Lots of scoring. It’s been a simple equation this season. When the Nuggets hit the century mark, it’s tough to beat them. So far, Denver is 11-3 when scoring over 100 points, including 6-1 on the road. When they don’t, they’re 0-12.
“For us, 100 is the magic number. When we get to that number, we’re a very effective team,” said Nuggets head coach Michael Malone. “Offensively, when we share the ball, good things happen. If you defend, if you make open shots, and if you don’t beat yourself, you’re going to be a good basketball team.”
Faster pace. Since arriving in Denver, Malone has preached the importance of pace. Part of the Nuggets’ recent scoring surge has been because Denver is pushing the ball up the court.

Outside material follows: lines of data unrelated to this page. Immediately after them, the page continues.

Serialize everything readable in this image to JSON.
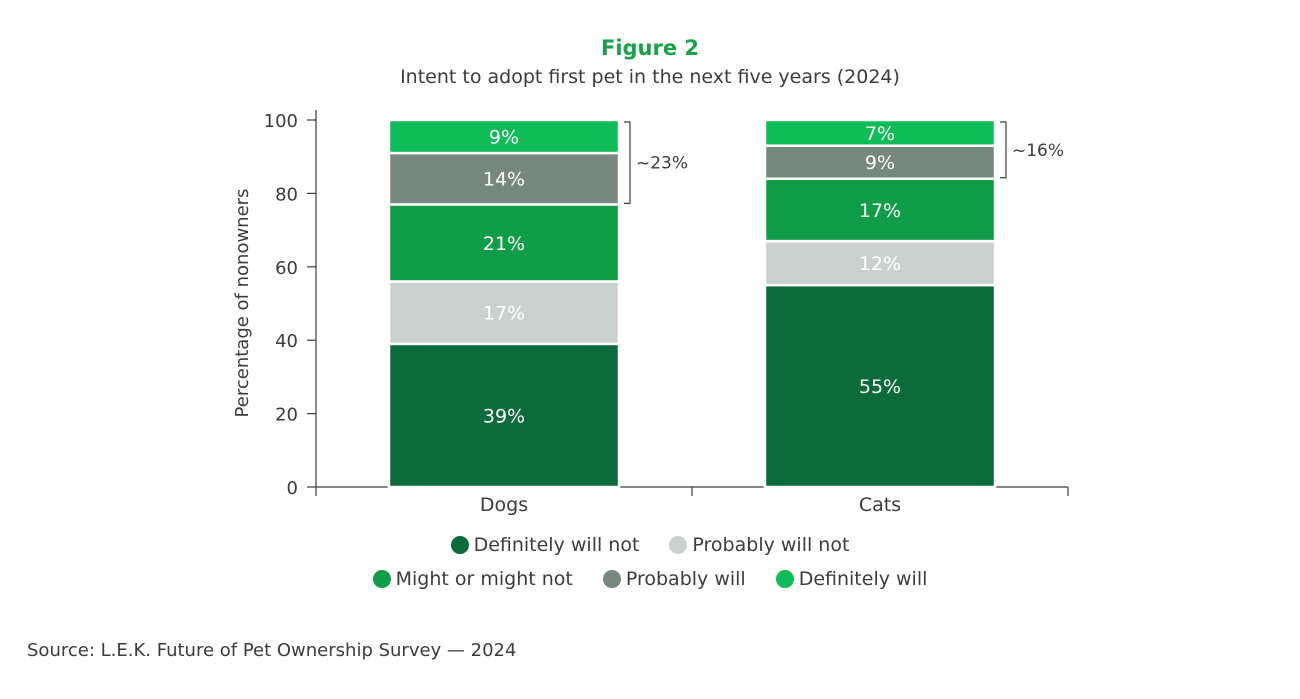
{
  "figure_label": "Figure 2",
  "chart_data": {
    "type": "bar",
    "stacked": true,
    "title": "Figure 2",
    "subtitle": "Intent to adopt first pet in the next five years (2024)",
    "xlabel": "",
    "ylabel": "Percentage of nonowners",
    "ylim": [
      0,
      100
    ],
    "yticks": [
      0,
      20,
      40,
      60,
      80,
      100
    ],
    "categories": [
      "Dogs",
      "Cats"
    ],
    "series": [
      {
        "name": "Definitely will not",
        "color": "#0b6b3a",
        "values": [
          39,
          55
        ],
        "labels": [
          "39%",
          "55%"
        ],
        "label_color": "#ffffff"
      },
      {
        "name": "Probably will not",
        "color": "#c9d1ce",
        "values": [
          17,
          12
        ],
        "labels": [
          "17%",
          "12%"
        ],
        "label_color": "#555555"
      },
      {
        "name": "Might or might not",
        "color": "#0f9d48",
        "values": [
          21,
          17
        ],
        "labels": [
          "21%",
          "17%"
        ],
        "label_color": "#ffffff"
      },
      {
        "name": "Probably will",
        "color": "#76877d",
        "values": [
          14,
          9
        ],
        "labels": [
          "14%",
          "9%"
        ],
        "label_color": "#ffffff"
      },
      {
        "name": "Definitely will",
        "color": "#0ebc58",
        "values": [
          9,
          7
        ],
        "labels": [
          "9%",
          "7%"
        ],
        "label_color": "#ffffff"
      }
    ],
    "annotations": [
      {
        "category": "Dogs",
        "text": "~23%",
        "from_series": 3,
        "to_series": 4
      },
      {
        "category": "Cats",
        "text": "~16%",
        "from_series": 3,
        "to_series": 4
      }
    ],
    "legend_rows": [
      [
        "Definitely will not",
        "Probably will not"
      ],
      [
        "Might or might not",
        "Probably will",
        "Definitely will"
      ]
    ]
  },
  "source": "Source: L.E.K. Future of Pet Ownership Survey — 2024",
  "colors": {
    "title": "#16a34a",
    "axis": "#3c3c3c"
  }
}
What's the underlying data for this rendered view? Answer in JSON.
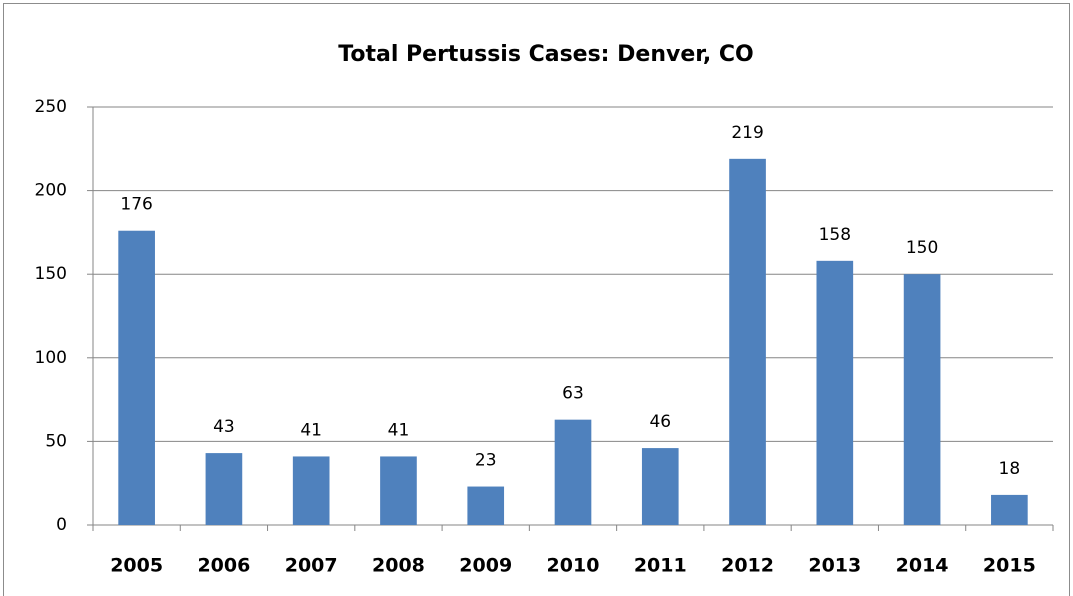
{
  "chart_data": {
    "type": "bar",
    "title": "Total Pertussis Cases: Denver, CO",
    "categories": [
      "2005",
      "2006",
      "2007",
      "2008",
      "2009",
      "2010",
      "2011",
      "2012",
      "2013",
      "2014",
      "2015"
    ],
    "values": [
      176,
      43,
      41,
      41,
      23,
      63,
      46,
      219,
      158,
      150,
      18
    ],
    "color": "#4f81bd",
    "ylim": [
      0,
      250
    ],
    "yticks": [
      0,
      50,
      100,
      150,
      200,
      250
    ],
    "grid": true
  }
}
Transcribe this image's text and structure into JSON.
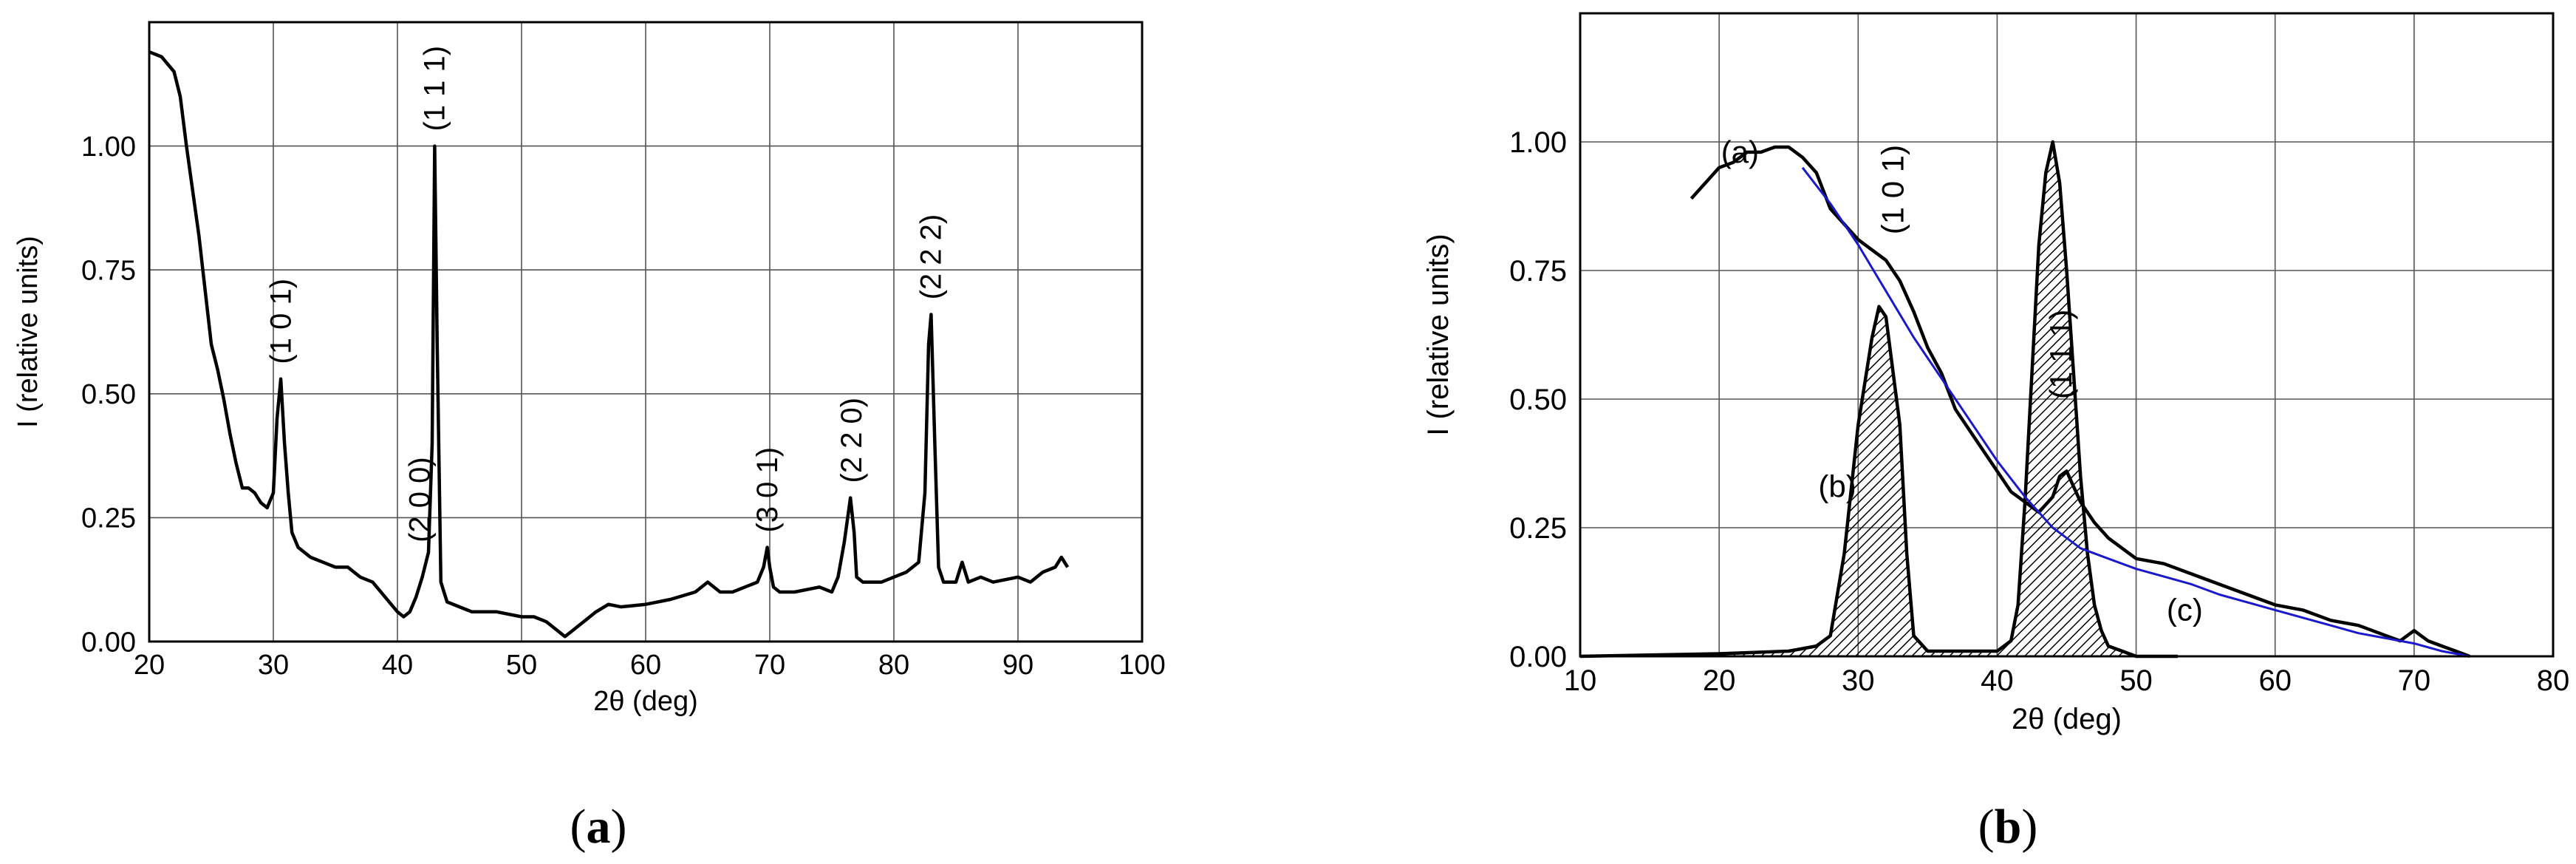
{
  "chart_data": [
    {
      "panel_label": {
        "open": "(",
        "letter": "a",
        "close": ")"
      },
      "type": "line",
      "xlabel": "2θ (deg)",
      "ylabel": "I (relative units)",
      "xlim": [
        20,
        100
      ],
      "ylim": [
        0,
        1.25
      ],
      "xticks": [
        "20",
        "30",
        "40",
        "50",
        "60",
        "70",
        "80",
        "90",
        "100"
      ],
      "yticks": [
        "0.00",
        "0.25",
        "0.50",
        "0.75",
        "1.00"
      ],
      "grid": true,
      "series": [
        {
          "color": "#000000",
          "x": [
            20,
            21,
            22,
            22.5,
            23,
            24,
            25,
            25.5,
            26,
            26.5,
            27,
            27.5,
            28,
            28.5,
            29,
            29.5,
            30,
            30.3,
            30.6,
            30.9,
            31.2,
            31.5,
            32,
            33,
            34,
            35,
            36,
            37,
            38,
            39,
            40,
            40.5,
            41,
            41.5,
            42,
            42.5,
            42.8,
            43,
            43.2,
            43.5,
            44,
            45,
            46,
            48,
            50,
            51,
            52,
            53,
            53.5,
            54,
            55,
            56,
            57,
            58,
            60,
            62,
            64,
            65,
            66,
            67,
            68,
            69,
            69.5,
            69.8,
            70,
            70.3,
            70.8,
            72,
            74,
            75,
            75.5,
            76,
            76.5,
            76.8,
            77,
            77.5,
            78,
            79,
            80,
            81,
            82,
            82.5,
            82.8,
            83,
            83.3,
            83.6,
            84,
            85,
            85.5,
            86,
            87,
            88,
            90,
            91,
            92,
            93,
            93.5,
            94
          ],
          "y": [
            1.19,
            1.18,
            1.15,
            1.1,
            1.0,
            0.82,
            0.6,
            0.55,
            0.49,
            0.42,
            0.36,
            0.31,
            0.31,
            0.3,
            0.28,
            0.27,
            0.3,
            0.45,
            0.53,
            0.4,
            0.3,
            0.22,
            0.19,
            0.17,
            0.16,
            0.15,
            0.15,
            0.13,
            0.12,
            0.09,
            0.06,
            0.05,
            0.06,
            0.09,
            0.13,
            0.18,
            0.4,
            1.0,
            0.6,
            0.12,
            0.08,
            0.07,
            0.06,
            0.06,
            0.05,
            0.05,
            0.04,
            0.02,
            0.01,
            0.02,
            0.04,
            0.06,
            0.075,
            0.07,
            0.075,
            0.085,
            0.1,
            0.12,
            0.1,
            0.1,
            0.11,
            0.12,
            0.15,
            0.19,
            0.15,
            0.11,
            0.1,
            0.1,
            0.11,
            0.1,
            0.13,
            0.2,
            0.29,
            0.22,
            0.13,
            0.12,
            0.12,
            0.12,
            0.13,
            0.14,
            0.16,
            0.3,
            0.6,
            0.66,
            0.4,
            0.15,
            0.12,
            0.12,
            0.16,
            0.12,
            0.13,
            0.12,
            0.13,
            0.12,
            0.14,
            0.15,
            0.17,
            0.15
          ]
        }
      ],
      "annotations": [
        {
          "text": "(1 0 1)",
          "x": 30.6,
          "y": 0.56
        },
        {
          "text": "(2 0 0)",
          "x": 41.8,
          "y": 0.2
        },
        {
          "text": "(1 1 1)",
          "x": 43.0,
          "y": 1.03
        },
        {
          "text": "(3 0 1)",
          "x": 69.8,
          "y": 0.22
        },
        {
          "text": "(2 2 0)",
          "x": 76.6,
          "y": 0.32
        },
        {
          "text": "(2 2 2)",
          "x": 83.0,
          "y": 0.69
        }
      ]
    },
    {
      "panel_label": {
        "open": "(",
        "letter": "b",
        "close": ")"
      },
      "type": "line",
      "xlabel": "2θ (deg)",
      "ylabel": "I (relative units)",
      "xlim": [
        10,
        80
      ],
      "ylim": [
        0,
        1.25
      ],
      "xticks": [
        "10",
        "20",
        "30",
        "40",
        "50",
        "60",
        "70",
        "80"
      ],
      "yticks": [
        "0.00",
        "0.25",
        "0.50",
        "0.75",
        "1.00"
      ],
      "grid": true,
      "series": [
        {
          "label": "(a)",
          "color": "#000000",
          "x": [
            18,
            19,
            20,
            21,
            22,
            23,
            24,
            25,
            26,
            27,
            28,
            29,
            30,
            31,
            32,
            33,
            34,
            35,
            36,
            37,
            38,
            39,
            40,
            41,
            42,
            43,
            44,
            44.5,
            45,
            46,
            47,
            48,
            50,
            52,
            54,
            56,
            58,
            60,
            62,
            64,
            66,
            68,
            69,
            70,
            70.5,
            71,
            72,
            73,
            74
          ],
          "y": [
            0.89,
            0.92,
            0.95,
            0.96,
            0.98,
            0.98,
            0.99,
            0.99,
            0.97,
            0.94,
            0.87,
            0.84,
            0.81,
            0.79,
            0.77,
            0.73,
            0.67,
            0.6,
            0.55,
            0.48,
            0.44,
            0.4,
            0.36,
            0.32,
            0.3,
            0.28,
            0.31,
            0.35,
            0.36,
            0.3,
            0.26,
            0.23,
            0.19,
            0.18,
            0.16,
            0.14,
            0.12,
            0.1,
            0.09,
            0.07,
            0.06,
            0.04,
            0.03,
            0.05,
            0.04,
            0.03,
            0.02,
            0.01,
            0.0
          ]
        },
        {
          "label": "(b)",
          "color": "#000000",
          "hatched": true,
          "x": [
            10,
            20,
            25,
            27,
            28,
            29,
            30,
            31,
            31.5,
            32,
            33,
            33.5,
            34,
            35,
            40,
            41,
            41.5,
            42,
            42.5,
            43,
            43.5,
            44,
            44.5,
            45,
            45.5,
            46,
            46.5,
            47,
            47.5,
            48,
            49,
            50,
            52,
            53
          ],
          "y": [
            0,
            0.005,
            0.01,
            0.02,
            0.04,
            0.2,
            0.45,
            0.62,
            0.68,
            0.66,
            0.45,
            0.2,
            0.04,
            0.01,
            0.01,
            0.03,
            0.1,
            0.3,
            0.55,
            0.8,
            0.94,
            1.0,
            0.92,
            0.75,
            0.55,
            0.35,
            0.2,
            0.1,
            0.05,
            0.02,
            0.01,
            0.0,
            0.0,
            0.0
          ]
        },
        {
          "label": "(c)",
          "color": "#1a1acc",
          "x": [
            26,
            28,
            30,
            32,
            34,
            36,
            38,
            40,
            42,
            44,
            46,
            48,
            50,
            52,
            54,
            56,
            58,
            60,
            62,
            64,
            66,
            68,
            70,
            72,
            74
          ],
          "y": [
            0.95,
            0.88,
            0.8,
            0.71,
            0.62,
            0.54,
            0.46,
            0.38,
            0.31,
            0.25,
            0.21,
            0.19,
            0.17,
            0.155,
            0.14,
            0.12,
            0.105,
            0.09,
            0.075,
            0.06,
            0.045,
            0.035,
            0.025,
            0.01,
            0.0
          ]
        }
      ],
      "annotations": [
        {
          "text": "(1 0 1)",
          "x": 32.5,
          "y": 0.82,
          "rotated": true
        },
        {
          "text": "(1 1 1)",
          "x": 44.6,
          "y": 0.5,
          "rotated": true
        },
        {
          "text": "(a)",
          "x": 21.5,
          "y": 0.98,
          "rotated": false
        },
        {
          "text": "(b)",
          "x": 28.5,
          "y": 0.33,
          "rotated": false
        },
        {
          "text": "(c)",
          "x": 53.5,
          "y": 0.09,
          "rotated": false
        }
      ]
    }
  ]
}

They outscored the running-and-gunning Houston Rockets 24-17 in fast break points in Monday’s 114-108 win inside the Pepsi Center, but still trail their opponents 362-336 in fast break points on the season.
“If you defend and you rebound, the reward is that you can get out and run,” Malone said. “We’re doing a good job lately of throwing the ball ahead instead of walking the ball up every time. The ball travels much quicker in the air than it does on the ground. We have to continue to work on that throw-ahead attack. Guys, get out and run and we’ll reward you for running. I just like when we defend, we rebound, and we run. That’s who we need to be.”
“For us, pace starts when we get stops. Our offense is predicated off of our defense,” guard Gary Harris added. “As guards, we have to run and get to the corners and give whoever is pushing it up the court lanes to work.”
Still, for Malone, it’s not only about fast-break points but also about pace even in half-court sets. Moving the ball quickly and not waiting until the final seconds of the shot clock and settling for a bad shot are keys that Malone preaches. The coach said it was one of Denver’s downfalls in Friday’s 97-88 loss at the Utah Jazz.
“When you hold the ball, you no longer create an advantage for your teammate,” Malone said.
Sharing the ball. Much like scoring more than 100 points is a key for the Nuggets, so is racking up the number of assists. When Denver has 25 or more assists in a game, they’re 8-2. When they fall below that number, they’re 3-13.
Some national recognition. Denver’s surprising start through 26 games has largely gone unnoticed outside the Rockies … and, even though it has locals scratching their heads, that’s OK for Malone. Murmurs of Will Barton being in early contention for the Sixth Man of the Year Award (thanks to averaging 14.7 points and 5.3 rebounds per game off the bench) are fine, but Malone wants a no-distraction zone for this players.
“All we harp on is, ‘Fellas, nobody is talking about us. That’s great.’ We’re just worrying about ourselves. We don’t want distractions. Our goal every day is to get better. By no means have we arrived. We have a lot of things we need to continue to get better at. We will, as long as we keep working hard and stay focused. We start worrying about the playoffs or Sixth Man of the Year, those are all distractions and they take your eye off the goal. Get better every day. Stay together. If we do that, good things will happen for all of us.”